Will my hon. Friend at least make clear that whatever the legal position may be, it is regarded as an insult to the Mother of Parliaments—[HON. MEMBERS: "No."]—that Members of this House should be debarred from entering the United States, and that it is incompatible with the friendship which exists between our two countries?

Is the hon. Gentleman aware that I have been trying for three and a half years to enter the Soviet Union, and can he ask his hon. Friend the Member for Gateshead (Mr. Zilliacus) whether he can persuade the authorities in the Kremlin to allow me to go to that country and thus take advantage of the democratic principles which his hon. Friend apparently supports?

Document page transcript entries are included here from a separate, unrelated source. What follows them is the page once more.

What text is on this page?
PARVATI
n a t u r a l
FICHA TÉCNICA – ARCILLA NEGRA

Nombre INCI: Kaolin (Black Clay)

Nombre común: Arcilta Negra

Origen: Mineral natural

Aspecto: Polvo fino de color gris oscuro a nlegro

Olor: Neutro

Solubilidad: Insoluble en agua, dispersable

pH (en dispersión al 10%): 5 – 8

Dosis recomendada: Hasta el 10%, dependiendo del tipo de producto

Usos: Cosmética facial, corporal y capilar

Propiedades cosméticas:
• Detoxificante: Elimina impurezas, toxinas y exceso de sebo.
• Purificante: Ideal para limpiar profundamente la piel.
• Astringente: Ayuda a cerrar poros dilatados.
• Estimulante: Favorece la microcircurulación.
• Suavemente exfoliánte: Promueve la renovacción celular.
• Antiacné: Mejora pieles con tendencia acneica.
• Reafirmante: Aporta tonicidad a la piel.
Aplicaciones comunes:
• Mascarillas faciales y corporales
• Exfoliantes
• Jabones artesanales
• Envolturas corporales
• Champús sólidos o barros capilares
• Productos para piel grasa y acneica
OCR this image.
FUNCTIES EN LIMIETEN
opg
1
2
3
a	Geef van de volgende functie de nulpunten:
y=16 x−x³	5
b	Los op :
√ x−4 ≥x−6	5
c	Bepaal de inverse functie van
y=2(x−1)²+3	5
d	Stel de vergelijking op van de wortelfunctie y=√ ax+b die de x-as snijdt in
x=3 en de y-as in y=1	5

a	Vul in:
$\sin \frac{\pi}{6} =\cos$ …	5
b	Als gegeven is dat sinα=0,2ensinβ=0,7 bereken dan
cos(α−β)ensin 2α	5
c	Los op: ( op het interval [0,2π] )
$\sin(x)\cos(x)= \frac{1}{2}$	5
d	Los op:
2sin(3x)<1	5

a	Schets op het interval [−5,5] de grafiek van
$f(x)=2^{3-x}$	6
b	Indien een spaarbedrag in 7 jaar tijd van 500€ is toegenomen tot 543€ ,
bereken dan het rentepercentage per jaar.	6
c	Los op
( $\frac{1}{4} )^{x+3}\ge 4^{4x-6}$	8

For the purposes of the record, could we have it quite clear whether the hon. Member for Bedford (Mr. Skeffington-Lodge) said "romantic" or "rheumatic"?


asked the Secretary of State for Foreign Affairs whether, in view of the terms of Article 7 of the North Atlantic Treaty and of Article 103 of the United Nations Charter, he will give an undertaking that His Majesty's Government, when deciding upon the action necessary under Article 5 of the North Atlantic Treaty, will always observe the obligation in Article 53 of the Charter not to take enforcement action against aggression without the authorisation of the Security Council and the obligation in Article 51 of the Charter to exercise the right of self-defence in such a way as not to affect the authority and responsibility of the Security Council as the guardian of peace.

As a member of the United Nations, His Majesty's Government will naturally observe the obligations of the Charter under Article 51 and under Article 53. I should, however, point out to my hon. Friend that Article 53 of the Charter has no bearing on Article 5 of the North Atlantic Treaty. Article 5 of the Treaty is based on Article 51 of the Charter, and provides for collective self-defence in circumstances where an attack has occurred but where the Security Council has not yet taken the measures necessary to maintain peace and security; whereas Article 53 of the Charter relates to enforcement action, a term which means action following a decision of the Security Council authorising it and in this context, taken under regional arrangements or agencies.

While I thank my hon. Friend for his reply, may I ask am I to understand from it that His Majesty's Government will always observe the obligation under Article 51 of the Charter, which declares that measures taken in the exercise of the right of individual or collective self-defence shall not affect in any way the authority and responsibility of the Security Council?

Yes, Sir, and I think that is specifically written into the Atlantic Treaty.

Is my hon. Friend aware that, whereas under Article 51 of the Charter, the decision where action by the Treaty Powers ends and action by the Security Council begins is in the hands of the Security Council itself, under Article 5 of the Treaty, by a subtle change of wording, that decision is left in the hands of the Atlantic Powers, which is an important difference?

Is my hon. Friend aware that, by stating that action under Article 51 shall not in any way affect the authority of the Security Council, that action is strictly limited to minor measures, and means that for all practical purposes Article 5 of the Atlantic Treaty becomes a dead letter?

Will the Minister ask anyone living in Eastern Europe, Greece or the Arab countries to what extent they look upon the Security Council, gagged as it is by the Russian use of the veto. as the guardian of peace?

Does the Minister agree that the Charter of the United Nations provides no remedy whatever against aggression by a major Power, since that major Power has the right of veto?